猜测原因:很可能是 neo4j 的写入存在性能瓶颈。或者是哪里配置的存在问题。

我们引入对比组2:mysql 读取,直接控台输出。

对比组2-默认 Mysql to console

配置

# Defining the runtime environment
env {
  # You can set flink configuration here
  execution.parallelism = 1
  job.mode = "BATCH"
  job.name = "merge-test-person-BATCH"
  checkpoint.interval = 60000
}
source{
    Jdbc {
        url = "jdbc:mysql://127.0.0.1:3306/test?useSSL=false&serverTimezone=Asia/Shanghai"
        driver = "com.mysql.jdbc.Driver"
        user = "admin"
        password = "123456"
        query = "SELECT ID,NAME FROM person"
        result_table_name = "merge.test.person"
        fetch_size = 1000
        connection_check_timeout_sec = 20000
        # 指定一个仅支持数值类型的主键的列名称
        # partition_column = "ID"
        # 分区计数的数量,仅支持正整数,默认值为作业并行性
        # partition_num = 10
    }
}

transform {
}

sink {
    ConsoleBinlog {
    }
}

ConsoleBinlog 中每次输出到控台,默认沉睡 1ms。

发现直接使用 console,1ms 10W 条就全部执行完了,没有区分度。

测试

日志:

***********************************************
           Job Statistic Information
***********************************************
Start Time                : 2024-01-26 10:53:05
End Time                  : 2024-01-26 10:55:51
Total Time(s)             :                 165
Total Read Count          :              100000
Total Write Count         :              100000
Total Failed Count        :                   0
***********************************************

对比组3-10并发 Mysql to console

配置

# Defining the runtime environment
env {
  # You can set flink configuration here
  execution.parallelism = 10
  job.mode = "BATCH"
  job.name = "merge-test-person-BATCH"
  checkpoint.interval = 60000
}
source{
    Jdbc {
        url = "jdbc:mysql://127.0.0.1:3306/test?useSSL=false&serverTimezone=Asia/Shanghai"
        driver = "com.mysql.jdbc.Driver"
        user = "admin"
        password = "123456"
        query = "SELECT ID,NAME FROM person"
        result_table_name = "merge.test.person"
        fetch_size = 1000
        connection_check_timeout_sec = 20000
        # 指定一个仅支持数值类型的主键的列名称
        partition_column = "ID"
        # 分区计数的数量,仅支持正整数,默认值为作业并行性
        partition_num = 10
    }
}

transform {
}

sink {
    ConsoleBinlog {
    }
}

测试

***********************************************
           Job Statistic Information
***********************************************
Start Time                : 2024-01-26 10:57:16
End Time                  : 2024-01-26 11:00:51
Total Time(s)             :                 214
Total Read Count          :              100000
Total Write Count         :              100000
Total Failed Count        :                   0
***********************************************

发现性能并没有提升,甚至还下降了。

难道是这个属性用错了。

疑问1-apache seatunnel partition_column 实际测试无效?

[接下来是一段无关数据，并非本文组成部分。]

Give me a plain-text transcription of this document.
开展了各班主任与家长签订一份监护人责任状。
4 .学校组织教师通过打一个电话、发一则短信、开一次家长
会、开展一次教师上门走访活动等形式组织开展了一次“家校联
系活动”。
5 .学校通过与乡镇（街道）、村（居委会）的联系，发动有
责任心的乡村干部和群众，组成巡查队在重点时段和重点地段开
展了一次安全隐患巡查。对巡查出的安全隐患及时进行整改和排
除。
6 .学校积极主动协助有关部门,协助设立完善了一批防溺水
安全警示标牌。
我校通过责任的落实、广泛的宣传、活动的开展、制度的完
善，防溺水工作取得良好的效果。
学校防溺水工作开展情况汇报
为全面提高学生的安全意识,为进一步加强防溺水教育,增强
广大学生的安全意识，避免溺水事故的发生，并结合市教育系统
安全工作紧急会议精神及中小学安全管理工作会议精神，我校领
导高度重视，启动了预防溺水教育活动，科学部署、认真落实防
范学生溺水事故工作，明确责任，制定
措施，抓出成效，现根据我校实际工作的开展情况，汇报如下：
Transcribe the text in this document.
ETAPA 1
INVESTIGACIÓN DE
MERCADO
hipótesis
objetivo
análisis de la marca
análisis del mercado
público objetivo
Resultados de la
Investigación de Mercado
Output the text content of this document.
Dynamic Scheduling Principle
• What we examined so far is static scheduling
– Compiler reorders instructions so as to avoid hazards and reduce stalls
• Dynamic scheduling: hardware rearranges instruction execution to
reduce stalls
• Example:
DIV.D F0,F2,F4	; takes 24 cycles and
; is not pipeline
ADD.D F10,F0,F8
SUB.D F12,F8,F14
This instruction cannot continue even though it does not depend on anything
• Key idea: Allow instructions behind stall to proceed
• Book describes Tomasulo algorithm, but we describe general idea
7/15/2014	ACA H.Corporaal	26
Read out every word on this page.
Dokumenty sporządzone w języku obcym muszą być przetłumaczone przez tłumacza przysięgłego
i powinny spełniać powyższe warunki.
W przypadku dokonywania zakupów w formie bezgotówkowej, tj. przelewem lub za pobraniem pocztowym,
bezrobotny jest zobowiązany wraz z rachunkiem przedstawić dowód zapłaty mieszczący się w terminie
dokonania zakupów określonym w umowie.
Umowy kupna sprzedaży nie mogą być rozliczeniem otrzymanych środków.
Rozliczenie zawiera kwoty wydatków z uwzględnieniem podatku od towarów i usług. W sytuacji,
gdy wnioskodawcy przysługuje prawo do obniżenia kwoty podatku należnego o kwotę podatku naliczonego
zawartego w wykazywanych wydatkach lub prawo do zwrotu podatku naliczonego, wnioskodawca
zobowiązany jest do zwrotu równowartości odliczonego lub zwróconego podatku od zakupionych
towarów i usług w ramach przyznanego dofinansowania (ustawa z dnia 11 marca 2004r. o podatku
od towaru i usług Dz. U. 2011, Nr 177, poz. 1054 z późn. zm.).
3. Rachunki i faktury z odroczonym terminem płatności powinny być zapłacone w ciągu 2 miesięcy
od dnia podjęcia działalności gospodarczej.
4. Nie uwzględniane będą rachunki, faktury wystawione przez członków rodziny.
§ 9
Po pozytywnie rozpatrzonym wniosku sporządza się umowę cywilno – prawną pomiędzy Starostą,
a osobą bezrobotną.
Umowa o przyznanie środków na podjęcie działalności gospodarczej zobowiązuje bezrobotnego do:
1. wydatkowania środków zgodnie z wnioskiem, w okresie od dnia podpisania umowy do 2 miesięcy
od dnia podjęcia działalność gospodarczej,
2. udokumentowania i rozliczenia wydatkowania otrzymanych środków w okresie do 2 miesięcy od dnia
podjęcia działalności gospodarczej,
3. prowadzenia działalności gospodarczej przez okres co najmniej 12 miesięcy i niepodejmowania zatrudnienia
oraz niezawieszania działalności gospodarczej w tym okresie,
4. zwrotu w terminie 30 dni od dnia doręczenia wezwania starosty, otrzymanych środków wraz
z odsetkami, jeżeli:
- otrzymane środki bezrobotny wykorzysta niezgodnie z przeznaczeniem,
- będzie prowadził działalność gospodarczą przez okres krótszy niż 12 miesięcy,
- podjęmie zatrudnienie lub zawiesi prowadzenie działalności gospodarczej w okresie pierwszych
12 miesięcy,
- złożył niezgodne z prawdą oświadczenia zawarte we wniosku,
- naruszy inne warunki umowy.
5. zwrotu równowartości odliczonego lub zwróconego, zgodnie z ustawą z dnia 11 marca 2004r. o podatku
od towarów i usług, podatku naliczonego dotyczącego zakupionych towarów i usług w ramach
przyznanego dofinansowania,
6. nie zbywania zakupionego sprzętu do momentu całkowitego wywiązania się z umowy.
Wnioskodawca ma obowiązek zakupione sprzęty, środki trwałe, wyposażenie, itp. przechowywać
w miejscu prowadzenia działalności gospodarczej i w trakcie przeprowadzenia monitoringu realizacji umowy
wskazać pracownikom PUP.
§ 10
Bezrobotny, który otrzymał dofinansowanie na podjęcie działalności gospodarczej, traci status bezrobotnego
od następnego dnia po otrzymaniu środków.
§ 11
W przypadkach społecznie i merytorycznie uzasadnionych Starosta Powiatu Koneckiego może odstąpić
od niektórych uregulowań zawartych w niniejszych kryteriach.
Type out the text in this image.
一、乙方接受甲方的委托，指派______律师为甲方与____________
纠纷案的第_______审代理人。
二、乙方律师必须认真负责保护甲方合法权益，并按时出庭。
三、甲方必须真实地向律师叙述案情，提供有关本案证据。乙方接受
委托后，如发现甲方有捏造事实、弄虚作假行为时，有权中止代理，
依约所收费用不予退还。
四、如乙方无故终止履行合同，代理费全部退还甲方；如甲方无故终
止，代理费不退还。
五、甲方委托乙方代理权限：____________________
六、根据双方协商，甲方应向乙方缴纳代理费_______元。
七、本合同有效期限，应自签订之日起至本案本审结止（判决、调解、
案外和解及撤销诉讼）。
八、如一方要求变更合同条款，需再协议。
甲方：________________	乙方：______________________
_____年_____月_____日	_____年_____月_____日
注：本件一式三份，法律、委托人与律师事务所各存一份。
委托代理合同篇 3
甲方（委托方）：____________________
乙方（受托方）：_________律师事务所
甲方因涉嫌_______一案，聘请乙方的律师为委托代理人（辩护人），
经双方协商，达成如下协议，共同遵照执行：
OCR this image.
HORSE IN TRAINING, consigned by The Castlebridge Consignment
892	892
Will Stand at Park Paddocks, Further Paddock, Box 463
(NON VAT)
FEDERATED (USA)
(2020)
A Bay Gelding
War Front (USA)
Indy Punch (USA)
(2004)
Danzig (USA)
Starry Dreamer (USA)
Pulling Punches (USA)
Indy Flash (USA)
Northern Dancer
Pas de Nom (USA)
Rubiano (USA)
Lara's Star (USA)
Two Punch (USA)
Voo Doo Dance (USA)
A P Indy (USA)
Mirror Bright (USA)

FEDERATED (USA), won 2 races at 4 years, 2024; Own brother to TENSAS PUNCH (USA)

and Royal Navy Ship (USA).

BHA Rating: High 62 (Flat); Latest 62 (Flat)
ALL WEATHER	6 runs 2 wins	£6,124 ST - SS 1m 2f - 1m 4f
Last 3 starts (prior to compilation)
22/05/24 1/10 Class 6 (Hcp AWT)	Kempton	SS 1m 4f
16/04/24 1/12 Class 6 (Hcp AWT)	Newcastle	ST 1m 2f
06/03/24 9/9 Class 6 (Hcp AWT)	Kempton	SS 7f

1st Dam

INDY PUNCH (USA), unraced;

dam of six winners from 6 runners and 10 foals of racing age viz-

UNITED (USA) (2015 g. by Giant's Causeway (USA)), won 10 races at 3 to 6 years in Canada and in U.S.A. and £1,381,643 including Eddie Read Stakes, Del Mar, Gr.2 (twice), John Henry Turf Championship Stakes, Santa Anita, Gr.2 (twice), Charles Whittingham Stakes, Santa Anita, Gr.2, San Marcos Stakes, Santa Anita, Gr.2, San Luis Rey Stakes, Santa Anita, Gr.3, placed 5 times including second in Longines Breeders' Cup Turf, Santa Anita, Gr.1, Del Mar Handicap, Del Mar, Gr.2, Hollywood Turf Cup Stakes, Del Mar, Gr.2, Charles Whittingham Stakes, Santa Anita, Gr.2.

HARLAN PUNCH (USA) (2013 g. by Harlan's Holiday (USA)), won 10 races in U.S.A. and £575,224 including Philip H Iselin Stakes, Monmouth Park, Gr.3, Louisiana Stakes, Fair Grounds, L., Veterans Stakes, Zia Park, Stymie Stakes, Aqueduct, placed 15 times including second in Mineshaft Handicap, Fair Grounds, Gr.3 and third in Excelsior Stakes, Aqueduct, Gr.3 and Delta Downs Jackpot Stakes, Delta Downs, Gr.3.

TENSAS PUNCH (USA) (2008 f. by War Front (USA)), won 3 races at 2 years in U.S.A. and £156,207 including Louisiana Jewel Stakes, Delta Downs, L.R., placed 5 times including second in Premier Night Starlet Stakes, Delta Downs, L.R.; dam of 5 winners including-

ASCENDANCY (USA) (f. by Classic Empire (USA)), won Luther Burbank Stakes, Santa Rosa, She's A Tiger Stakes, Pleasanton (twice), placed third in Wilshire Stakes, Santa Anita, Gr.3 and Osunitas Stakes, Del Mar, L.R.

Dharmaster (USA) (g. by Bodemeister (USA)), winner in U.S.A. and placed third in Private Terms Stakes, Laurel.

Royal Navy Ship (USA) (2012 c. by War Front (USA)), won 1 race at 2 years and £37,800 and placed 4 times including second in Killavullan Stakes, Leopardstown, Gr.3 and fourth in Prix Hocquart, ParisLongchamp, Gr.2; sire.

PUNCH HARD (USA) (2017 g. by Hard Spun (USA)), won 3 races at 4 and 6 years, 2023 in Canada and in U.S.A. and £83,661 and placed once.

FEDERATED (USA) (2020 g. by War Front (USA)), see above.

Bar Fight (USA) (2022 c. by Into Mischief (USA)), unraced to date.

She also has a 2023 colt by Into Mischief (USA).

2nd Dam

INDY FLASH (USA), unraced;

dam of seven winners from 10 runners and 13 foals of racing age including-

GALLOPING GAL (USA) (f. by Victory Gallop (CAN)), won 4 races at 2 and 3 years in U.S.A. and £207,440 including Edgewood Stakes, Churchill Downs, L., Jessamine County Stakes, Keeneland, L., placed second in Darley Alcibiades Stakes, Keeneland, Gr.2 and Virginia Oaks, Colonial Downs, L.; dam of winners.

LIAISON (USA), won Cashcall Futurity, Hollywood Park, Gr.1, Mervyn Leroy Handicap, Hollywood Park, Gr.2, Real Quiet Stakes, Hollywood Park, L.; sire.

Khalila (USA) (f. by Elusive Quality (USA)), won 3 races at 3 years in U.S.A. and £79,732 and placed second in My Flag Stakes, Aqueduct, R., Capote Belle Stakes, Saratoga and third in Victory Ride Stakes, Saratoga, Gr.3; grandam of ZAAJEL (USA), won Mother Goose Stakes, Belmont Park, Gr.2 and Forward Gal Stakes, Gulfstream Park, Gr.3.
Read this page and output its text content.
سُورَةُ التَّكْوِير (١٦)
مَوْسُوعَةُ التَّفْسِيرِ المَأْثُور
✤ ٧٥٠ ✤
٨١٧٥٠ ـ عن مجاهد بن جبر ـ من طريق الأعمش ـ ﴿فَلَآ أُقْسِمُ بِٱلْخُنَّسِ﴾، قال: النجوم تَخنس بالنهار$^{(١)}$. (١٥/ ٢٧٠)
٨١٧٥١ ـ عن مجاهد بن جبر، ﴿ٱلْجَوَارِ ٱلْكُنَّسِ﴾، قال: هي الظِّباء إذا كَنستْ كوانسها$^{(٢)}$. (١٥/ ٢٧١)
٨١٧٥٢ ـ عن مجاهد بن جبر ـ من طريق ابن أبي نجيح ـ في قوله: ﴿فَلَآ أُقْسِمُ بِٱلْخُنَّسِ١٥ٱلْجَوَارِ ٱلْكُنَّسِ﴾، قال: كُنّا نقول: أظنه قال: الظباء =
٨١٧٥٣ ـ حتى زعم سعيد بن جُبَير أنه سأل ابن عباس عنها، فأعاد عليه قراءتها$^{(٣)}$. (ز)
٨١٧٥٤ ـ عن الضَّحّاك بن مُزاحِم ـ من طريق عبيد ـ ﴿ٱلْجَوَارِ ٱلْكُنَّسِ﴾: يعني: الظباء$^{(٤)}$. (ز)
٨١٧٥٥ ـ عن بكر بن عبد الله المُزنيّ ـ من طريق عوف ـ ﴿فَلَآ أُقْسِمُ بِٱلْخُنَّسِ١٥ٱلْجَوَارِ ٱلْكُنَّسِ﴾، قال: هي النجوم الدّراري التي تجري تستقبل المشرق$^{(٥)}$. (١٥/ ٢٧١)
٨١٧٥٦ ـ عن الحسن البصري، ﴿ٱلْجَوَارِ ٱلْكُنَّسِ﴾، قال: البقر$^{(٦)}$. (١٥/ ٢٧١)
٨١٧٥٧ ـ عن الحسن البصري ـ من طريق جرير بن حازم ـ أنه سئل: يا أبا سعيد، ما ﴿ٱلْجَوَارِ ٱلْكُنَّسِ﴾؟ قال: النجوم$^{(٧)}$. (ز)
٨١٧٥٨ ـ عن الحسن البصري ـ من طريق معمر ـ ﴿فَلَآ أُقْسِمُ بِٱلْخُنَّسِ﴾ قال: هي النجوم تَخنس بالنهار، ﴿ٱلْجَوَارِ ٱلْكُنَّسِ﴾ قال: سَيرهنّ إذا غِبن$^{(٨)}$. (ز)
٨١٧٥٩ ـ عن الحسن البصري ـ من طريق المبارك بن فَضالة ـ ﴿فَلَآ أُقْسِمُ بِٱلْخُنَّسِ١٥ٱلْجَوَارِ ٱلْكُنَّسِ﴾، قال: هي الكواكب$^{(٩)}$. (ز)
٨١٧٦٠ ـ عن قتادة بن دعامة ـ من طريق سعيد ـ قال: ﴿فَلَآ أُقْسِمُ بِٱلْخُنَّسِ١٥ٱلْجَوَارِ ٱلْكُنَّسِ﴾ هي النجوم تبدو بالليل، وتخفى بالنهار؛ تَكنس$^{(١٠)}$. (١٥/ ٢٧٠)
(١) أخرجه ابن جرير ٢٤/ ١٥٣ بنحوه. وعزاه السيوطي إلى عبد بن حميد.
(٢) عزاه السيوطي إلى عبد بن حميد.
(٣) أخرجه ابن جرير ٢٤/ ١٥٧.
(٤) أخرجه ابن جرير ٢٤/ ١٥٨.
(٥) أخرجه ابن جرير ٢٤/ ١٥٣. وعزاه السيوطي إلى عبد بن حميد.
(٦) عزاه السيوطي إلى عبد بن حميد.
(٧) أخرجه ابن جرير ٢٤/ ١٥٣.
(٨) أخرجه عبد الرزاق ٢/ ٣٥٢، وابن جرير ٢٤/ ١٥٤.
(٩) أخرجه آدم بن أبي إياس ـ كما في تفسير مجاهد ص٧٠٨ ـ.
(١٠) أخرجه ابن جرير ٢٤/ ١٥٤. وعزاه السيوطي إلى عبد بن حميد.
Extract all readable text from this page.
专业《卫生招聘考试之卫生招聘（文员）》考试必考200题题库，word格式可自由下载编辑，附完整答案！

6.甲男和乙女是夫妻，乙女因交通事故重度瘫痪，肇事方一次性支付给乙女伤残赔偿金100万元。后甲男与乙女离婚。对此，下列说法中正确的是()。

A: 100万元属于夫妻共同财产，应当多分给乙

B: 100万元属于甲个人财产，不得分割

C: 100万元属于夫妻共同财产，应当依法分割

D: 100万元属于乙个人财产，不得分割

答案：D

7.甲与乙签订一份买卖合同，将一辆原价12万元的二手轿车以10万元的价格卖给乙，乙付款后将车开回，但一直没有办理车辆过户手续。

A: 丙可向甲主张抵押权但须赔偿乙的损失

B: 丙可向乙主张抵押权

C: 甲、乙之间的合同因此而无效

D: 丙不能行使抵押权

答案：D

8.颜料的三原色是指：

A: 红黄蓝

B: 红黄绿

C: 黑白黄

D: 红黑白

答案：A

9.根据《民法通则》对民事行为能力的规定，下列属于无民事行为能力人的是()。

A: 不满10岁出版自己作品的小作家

通过对比组2 VS 对比组3,看起来这个属性是完全无效的?

这个可以看一下源码部分。

还是说,所有的瓶颈都还是主要看 sink 的部分?

还是说本地代码测试模式,会忽略这个配置属性?

linux 单机运行模式

我们用运行的单机服务验证一下。

TODO….

如何解决 neo4j 的写入瓶颈问题?

优缺点

转 oneByOne 为 batch。

首先:为什么默认用的逐个写入,逐个写入的缺点是性能差,但是优点是没有缓存问题,单条的影响范围最小。比如一条数据已经存在,只影响这1条。批量就可能导致整个失败,不过这个在从零的全量同步,还好。

batch 的问题:看了下 neo4j 默认的 batch 写入模式,如果没理解过,是本地引入一个 buffer 缓存,到达阈值后触发真正的写入。这个在无限流模式还行,不过存在延迟。但是批模式,比如数量为 998,batch_size=100,是否会导致最后 98 个数据无法写入呢?如何解决这个问题呢?

batch 模式写入端如何解决 bufferList 可能丢失数据问题?

如果是流模式,有新的数据,肯定会填满。或者定时刷新都没有问题。但是批模式,执行结束就结束了,肯不满足最后的阈值。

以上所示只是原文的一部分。